The work of architect and designer Aldo Rossi, the first Italian winner of the Pritzker Prize in 1990, will be the star of the new major exhibition Aldo Rossi. The architect and the cities opening on March 10 at MAXXI, the National Museum of 21st Century Arts in Rome.
The retrospective features a selection of more than 800 drawings, sketches, models, letters, notes, photographs, and documents produced during Rossi's career that was cut short when he died following a car accident in 1997 at the age of 66.
"Together with other architects of his generation, Rossi was an interpreter of the fundamental necessity of cultural reconstruction, taking place during the thrust of post-war responsibilities and owing to his extraordinary ability to 'gather' and attract the best of the international culture of his time," explains the museum's event description.
"Taking place more than 20 years after his death and since the last major monographic exhibition in Milan, this important retrospective on Aldo Rossi offers an opportunity to not only gather extraordinary materials, spread across numerous archives and private collections around the world but also to reflect on the specific features characteristic to Italian architecture from the second half of the twentieth century."

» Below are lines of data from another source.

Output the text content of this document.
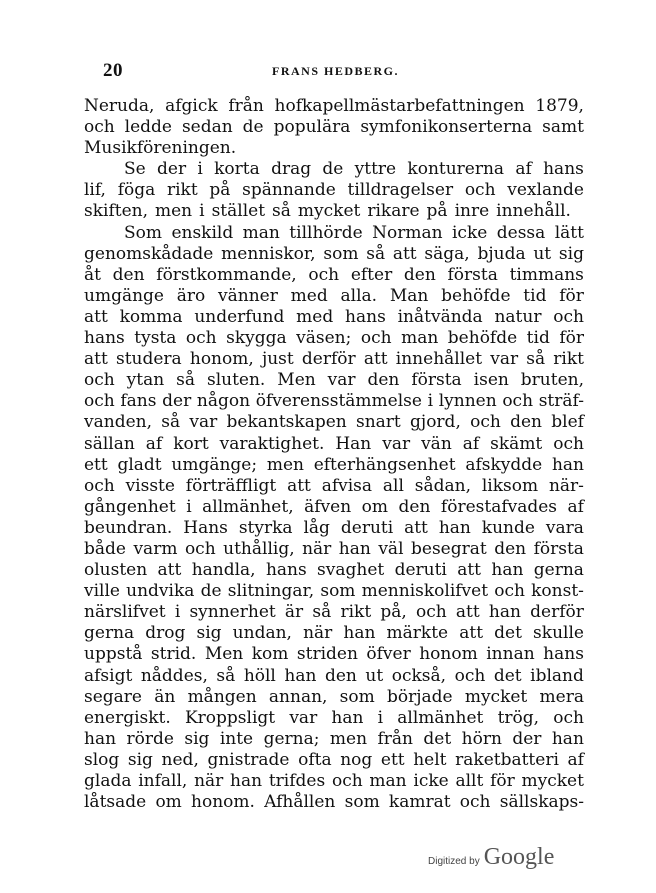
20	FRANS HEDBERG.
Neruda, afgick från hofkapellmästarbefattningen 1879,
och ledde sedan de populära symfonikonserterna samt
Musikföreningen.
Se der i korta drag de yttre konturerna af hans
lif, föga rikt på spännande tilldragelser och vexlande
skiften, men i stället så mycket rikare på inre innehåll.
Som enskild man tillhörde Norman icke dessa lätt
genomskådade menniskor, som så att säga, bjuda ut sig
åt den förstkommande, och efter den första timmans
umgänge äro vänner med alla. Man behöfde tid för
att komma underfund med hans inåtvända natur och
hans tysta och skygga väsen; och man behöfde tid för
att studera honom, just derför att innehållet var så rikt
och ytan så sluten. Men var den första isen bruten,
och fans der någon öfverensstämmelse i lynnen och sträf-
vanden, så var bekantskapen snart gjord, och den blef
sällan af kort varaktighet. Han var vän af skämt och
ett gladt umgänge; men efterhängsenhet afskydde han
och visste förträffligt att afvisa all sådan, liksom när-
gångenhet i allmänhet, äfven om den förestafvades af
beundran. Hans styrka låg deruti att han kunde vara
både varm och uthållig, när han väl besegrat den första
olusten att handla, hans svaghet deruti att han gerna
ville undvika de slitningar, som menniskolifvet och konst-
närslifvet i synnerhet är så rikt på, och att han derför
gerna drog sig undan, när han märkte att det skulle
uppstå strid. Men kom striden öfver honom innan hans
afsigt nåddes, så höll han den ut också, och det ibland
segare än mången annan, som började mycket mera
energiskt. Kroppsligt var han i allmänhet trög, och
han rörde sig inte gerna; men från det hörn der han
slog sig ned, gnistrade ofta nog ett helt raketbatteri af
glada infall, när han trifdes och man icke allt för mycket
låtsade om honom. Afhållen som kamrat och sällskaps-
Digitized by Google
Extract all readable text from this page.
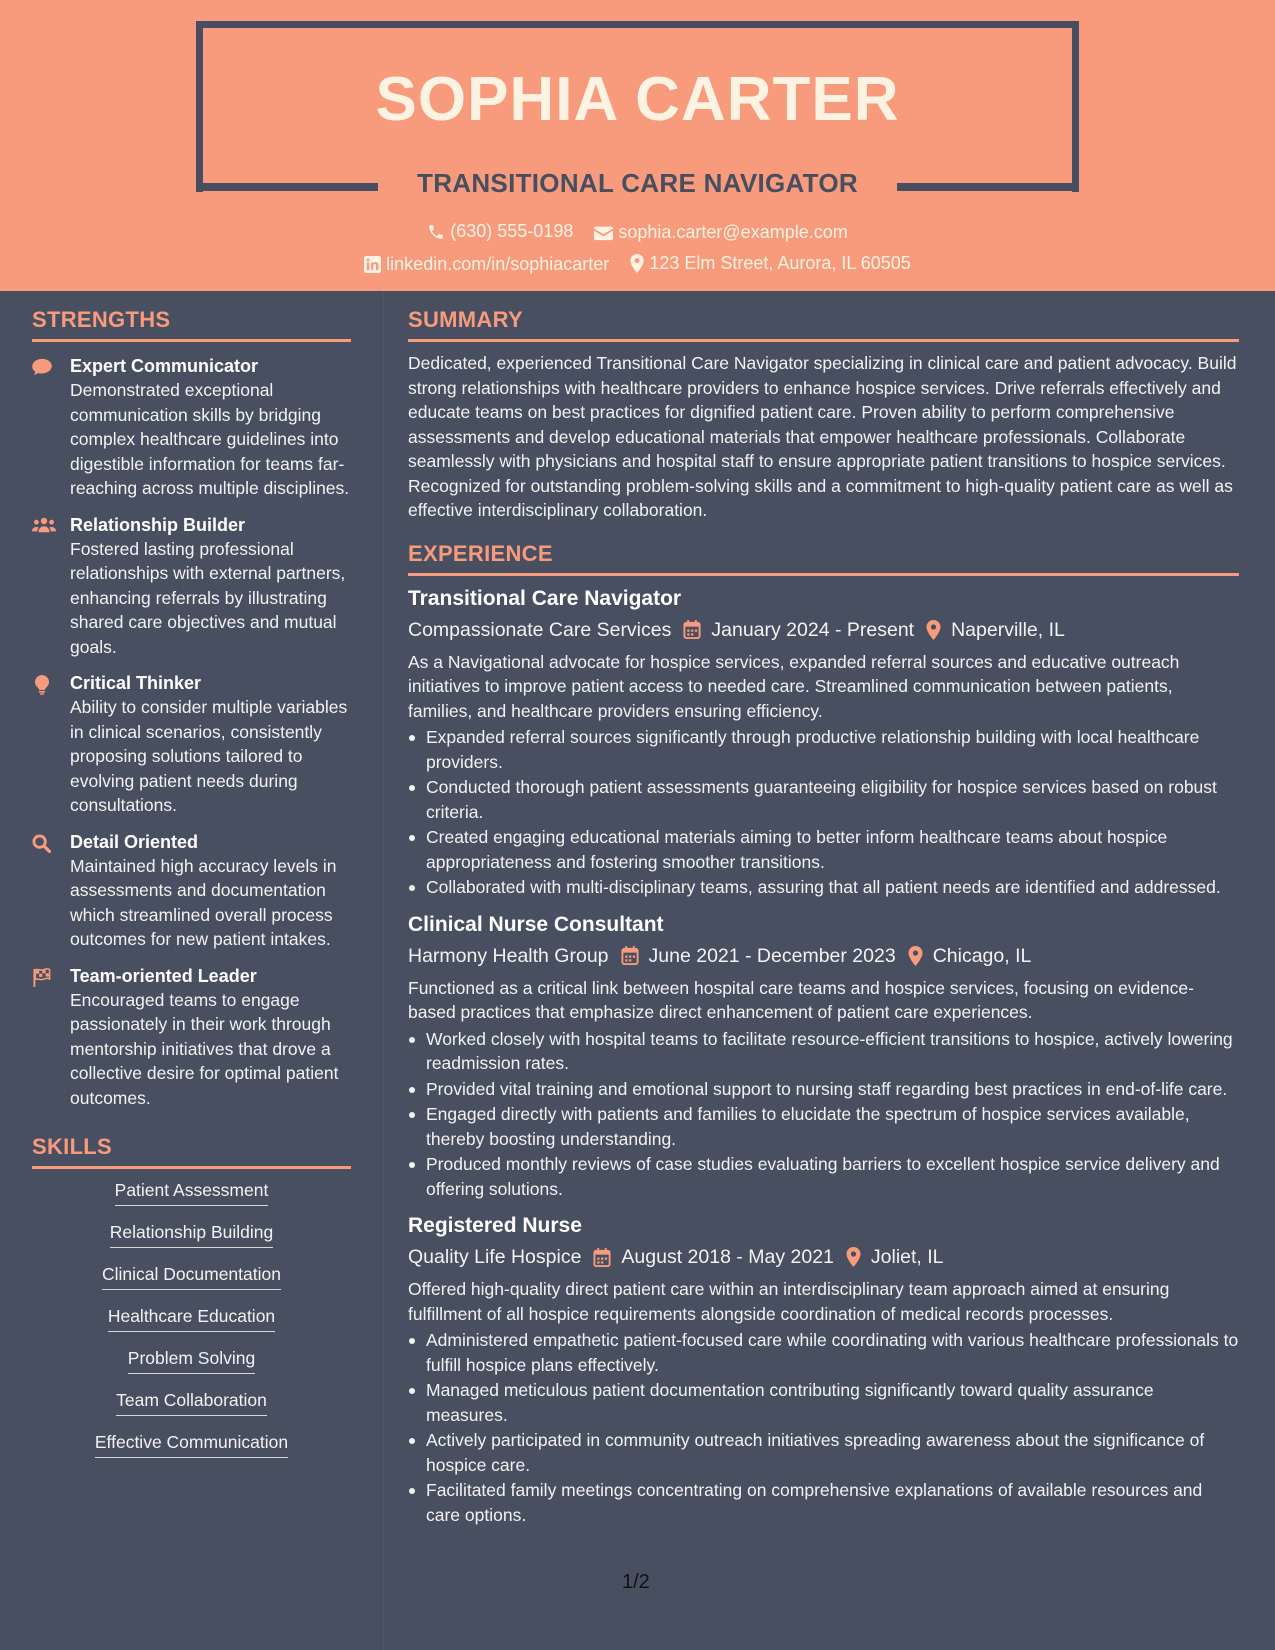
SOPHIA CARTER
TRANSITIONAL CARE NAVIGATOR
(630) 555-0198
	sophia.carter@example.com
linkedin.com/in/sophiacarter
123 Elm Street, Aurora, IL 60505
STRENGTHS
Expert Communicator
Demonstrated exceptional communication skills by bridging complex healthcare guidelines into digestible information for teams far-reaching across multiple disciplines.
Relationship Builder
Fostered lasting professional relationships with external partners, enhancing referrals by illustrating shared care objectives and mutual goals.
Critical Thinker
Ability to consider multiple variables in clinical scenarios, consistently proposing solutions tailored to evolving patient needs during consultations.
Detail Oriented
Maintained high accuracy levels in assessments and documentation which streamlined overall process outcomes for new patient intakes.
Team-oriented Leader
Encouraged teams to engage passionately in their work through mentorship initiatives that drove a collective desire for optimal patient outcomes.
SKILLS
Patient Assessment
Relationship Building
Clinical Documentation
Healthcare Education
Problem Solving
Team Collaboration
Effective Communication
SUMMARY
Dedicated, experienced Transitional Care Navigator specializing in clinical care and patient advocacy. Build strong relationships with healthcare providers to enhance hospice services. Drive referrals effectively and educate teams on best practices for dignified patient care. Proven ability to perform comprehensive assessments and develop educational materials that empower healthcare professionals. Collaborate seamlessly with physicians and hospital staff to ensure appropriate patient transitions to hospice services. Recognized for outstanding problem-solving skills and a commitment to high-quality patient care as well as effective interdisciplinary collaboration.
EXPERIENCE
Transitional Care Navigator
Compassionate Care Services January 2024 - Present Naperville, IL
As a Navigational advocate for hospice services, expanded referral sources and educative outreach initiatives to improve patient access to needed care. Streamlined communication between patients, families, and healthcare providers ensuring efficiency.
Expanded referral sources significantly through productive relationship building with local healthcare providers.
Conducted thorough patient assessments guaranteeing eligibility for hospice services based on robust criteria.
Created engaging educational materials aiming to better inform healthcare teams about hospice appropriateness and fostering smoother transitions.
Collaborated with multi-disciplinary teams, assuring that all patient needs are identified and addressed.
Clinical Nurse Consultant
Harmony Health Group June 2021 - December 2023 Chicago, IL
Functioned as a critical link between hospital care teams and hospice services, focusing on evidence-based practices that emphasize direct enhancement of patient care experiences.
Worked closely with hospital teams to facilitate resource-efficient transitions to hospice, actively lowering readmission rates.
Provided vital training and emotional support to nursing staff regarding best practices in end-of-life care.
Engaged directly with patients and families to elucidate the spectrum of hospice services available, thereby boosting understanding.
Produced monthly reviews of case studies evaluating barriers to excellent hospice service delivery and offering solutions.
Registered Nurse
Quality Life Hospice August 2018 - May 2021 Joliet, IL
Offered high-quality direct patient care within an interdisciplinary team approach aimed at ensuring fulfillment of all hospice requirements alongside coordination of medical records processes.
Administered empathetic patient-focused care while coordinating with various healthcare professionals to fulfill hospice plans effectively.
Managed meticulous patient documentation contributing significantly toward quality assurance measures.
Actively participated in community outreach initiatives spreading awareness about the significance of hospice care.
Facilitated family meetings concentrating on comprehensive explanations of available resources and care options.
1/2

The exhibition, curated by Alberto Ferlenga in collaboration with Fondazione Aldo Rossi and Fausto e Vera Rossi, will be on view until October 17.
If you can't wait for the Rossi show to open, consider Architecture, silence and light. Louis Kahn in the Photographs by Roberto Schezen which runs until February 21.
UPDATE February 23, 2021: Due to the pandemic-related, temporary closure of all Italian museums, the show's dates have changed. The article now reflects the latest event dates.